Erotische Lesungen als Karriereziel

Es muss ungefähr im Jahr 2005 gewesen sein, als ich eine Anzeige von Liebhabereien in Hannover gesehen hatte, in der eine erotische Lesung angekündigt wurde. Weil ich damals ziemlich weit weg wohnte, konnte ich daran nicht teilnehmen, doch wurde in mir die Idee geboren, selbst einmal eine Lesung dort zu halten. Damals wusste ich noch nicht, dass ich mal eine Geschichte schreibe, die sich dafür eigenen würde. Ich ahnte damals nicht mal, dass ich überhaupt eine Geschichte schreiben würde! Ich wollte einfach Texte aus alten Erotik-Romanen vorlesen. Meine Stimme – so sagt man – hat eine gewisse erotische Ausstrahlung und ich fand, ich sollte das gewinnbringend für mich und Andere einsetzen. Wie so oft im Leben, kam alles anders.

Nachdem ich die Geschichte über Jimmy und Lara geschrieben hatte, um u. a. ein extrem unschönes Erlebnis aus meinem eigenen Liebesleben zu verarbeiten, verspürte ich jahrelang immer wieder den Impuls, mich mit der Story für eine Lesung bei Liebhabereien zu bewerben, tat es aber nicht. Ich hatte einfach zu große Bedenken, dass mein Text nicht gut genug ist, obendrein hatte ich außer einer InDesign-Datei mit dem Text nichts vorzuweisen. Irgendwann vergaß ich, dass die ich Geschichte überhaupt geschrieben hatte und die Jahre vergingen – bis zu dem Zeitpunkt, als ich meiner Muse Barbara in der schönen Stadt Görlitz (→Kernfraktur) begegnete.

Titelbild für die Ankündigung meiner Lesung

Ein Wunsch geht in Erfüllung: meine Lesung bei Liebhabereien

Meine Muse Barbara hat mich 2014 dazu inspiriert, eine Publikation meiner Rauschengel-Story noch mal in Erwägung zu ziehen. Ich überarbeitete die Texte, nannte die beiden Teile der Story um und machte mich auf die Suche nach einem Verlag. Leider ohne Erfolg. Schließlich kam ich auf die Idee, den Rauschengel als Online-Buch selbst zu veröffentlichen, und als ich Ende 2017 auf meiner Reise als Digitalnomadin (→Kernfraktur) wieder in Hannover vorbei kam, nahm ich meinen Mut zusammen und vereinbarte mit Gundula Schildhauer den lang ersehnten Termin für eine Lesung in ihrem schönen Ladengeschäft.

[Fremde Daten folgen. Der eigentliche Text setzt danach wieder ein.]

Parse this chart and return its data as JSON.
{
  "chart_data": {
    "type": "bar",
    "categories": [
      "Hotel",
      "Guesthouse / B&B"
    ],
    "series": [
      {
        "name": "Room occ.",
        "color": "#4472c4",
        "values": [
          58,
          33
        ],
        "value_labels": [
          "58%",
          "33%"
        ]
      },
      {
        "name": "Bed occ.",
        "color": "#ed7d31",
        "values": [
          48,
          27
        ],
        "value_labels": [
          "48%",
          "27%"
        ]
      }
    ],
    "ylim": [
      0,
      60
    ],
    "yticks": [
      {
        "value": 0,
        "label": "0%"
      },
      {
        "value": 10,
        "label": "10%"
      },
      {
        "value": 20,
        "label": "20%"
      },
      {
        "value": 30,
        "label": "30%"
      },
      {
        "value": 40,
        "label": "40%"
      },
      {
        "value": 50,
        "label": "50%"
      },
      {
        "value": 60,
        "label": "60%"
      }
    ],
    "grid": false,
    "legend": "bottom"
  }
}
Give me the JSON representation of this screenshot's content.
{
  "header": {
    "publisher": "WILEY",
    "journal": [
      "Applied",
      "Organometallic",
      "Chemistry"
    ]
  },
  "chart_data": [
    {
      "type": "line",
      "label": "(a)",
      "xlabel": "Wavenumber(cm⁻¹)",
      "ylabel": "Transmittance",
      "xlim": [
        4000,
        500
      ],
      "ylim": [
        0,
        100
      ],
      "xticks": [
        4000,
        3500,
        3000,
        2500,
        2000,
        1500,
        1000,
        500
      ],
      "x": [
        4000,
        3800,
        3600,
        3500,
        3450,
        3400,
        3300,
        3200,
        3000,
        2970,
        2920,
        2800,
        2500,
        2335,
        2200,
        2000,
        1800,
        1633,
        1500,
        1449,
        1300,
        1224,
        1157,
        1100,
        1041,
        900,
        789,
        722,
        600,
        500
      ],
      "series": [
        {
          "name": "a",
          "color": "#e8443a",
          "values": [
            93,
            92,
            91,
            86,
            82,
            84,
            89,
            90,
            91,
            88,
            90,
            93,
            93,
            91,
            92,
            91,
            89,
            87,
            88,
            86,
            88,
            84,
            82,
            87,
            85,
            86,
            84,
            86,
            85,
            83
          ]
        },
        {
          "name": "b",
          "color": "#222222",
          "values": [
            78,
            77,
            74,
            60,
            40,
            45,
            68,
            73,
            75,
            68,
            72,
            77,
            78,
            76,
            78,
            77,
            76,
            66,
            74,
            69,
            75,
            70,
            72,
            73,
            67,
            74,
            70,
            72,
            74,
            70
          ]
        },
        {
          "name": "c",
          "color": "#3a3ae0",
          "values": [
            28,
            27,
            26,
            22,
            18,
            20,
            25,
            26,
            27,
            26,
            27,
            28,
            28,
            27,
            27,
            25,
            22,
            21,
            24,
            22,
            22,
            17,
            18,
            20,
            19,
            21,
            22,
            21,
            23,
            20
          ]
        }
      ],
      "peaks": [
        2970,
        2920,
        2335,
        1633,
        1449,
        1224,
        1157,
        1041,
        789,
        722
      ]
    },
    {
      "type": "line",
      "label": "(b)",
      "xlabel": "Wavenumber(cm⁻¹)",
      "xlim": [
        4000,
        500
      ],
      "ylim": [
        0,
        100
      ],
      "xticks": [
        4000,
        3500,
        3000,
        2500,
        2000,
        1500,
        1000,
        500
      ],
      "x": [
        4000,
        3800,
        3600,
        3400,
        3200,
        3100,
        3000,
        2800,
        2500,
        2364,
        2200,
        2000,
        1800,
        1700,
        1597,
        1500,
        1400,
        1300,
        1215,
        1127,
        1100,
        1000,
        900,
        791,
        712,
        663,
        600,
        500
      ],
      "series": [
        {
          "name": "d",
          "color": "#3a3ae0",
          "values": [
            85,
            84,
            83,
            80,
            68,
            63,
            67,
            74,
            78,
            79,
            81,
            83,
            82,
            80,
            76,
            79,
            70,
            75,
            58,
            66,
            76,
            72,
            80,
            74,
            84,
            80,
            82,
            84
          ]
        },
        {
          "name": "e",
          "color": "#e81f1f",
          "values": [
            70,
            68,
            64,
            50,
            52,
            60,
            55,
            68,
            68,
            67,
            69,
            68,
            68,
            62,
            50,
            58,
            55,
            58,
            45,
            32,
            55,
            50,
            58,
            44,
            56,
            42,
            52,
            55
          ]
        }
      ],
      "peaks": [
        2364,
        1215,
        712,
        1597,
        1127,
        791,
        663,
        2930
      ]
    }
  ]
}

Die Ankündigung meiner Lesung auf dem Online-Portal vom Stadtkind Hannover

Die Damen und ihre Herren

Es kamen – trotz Fußball-Europameisterschaft und 38 Grad Außentemperatur – 18 zahlende Gäste zu meiner Lesung am 6. Juni 2018. Was mich etwas wunderte war, dass mein Publikum anders aussah, als ich erwartet hatte. So waren ein paar Herren der Schöpfung zugegen, die ich nicht zu meiner unmittelbaren Zielgruppe gerechnet hätte. Auf meine Frage hin, was sie denn thematisch von mir erwarten würden, kam die Antwort: „Wir hören Geschichten aus dem Leben eines Motorradfahrers“. Ja, ich musste die Herren leider enttäuschen, allerdings kamen sie auch ohne Motorradgeschichten auf ihre Kosten.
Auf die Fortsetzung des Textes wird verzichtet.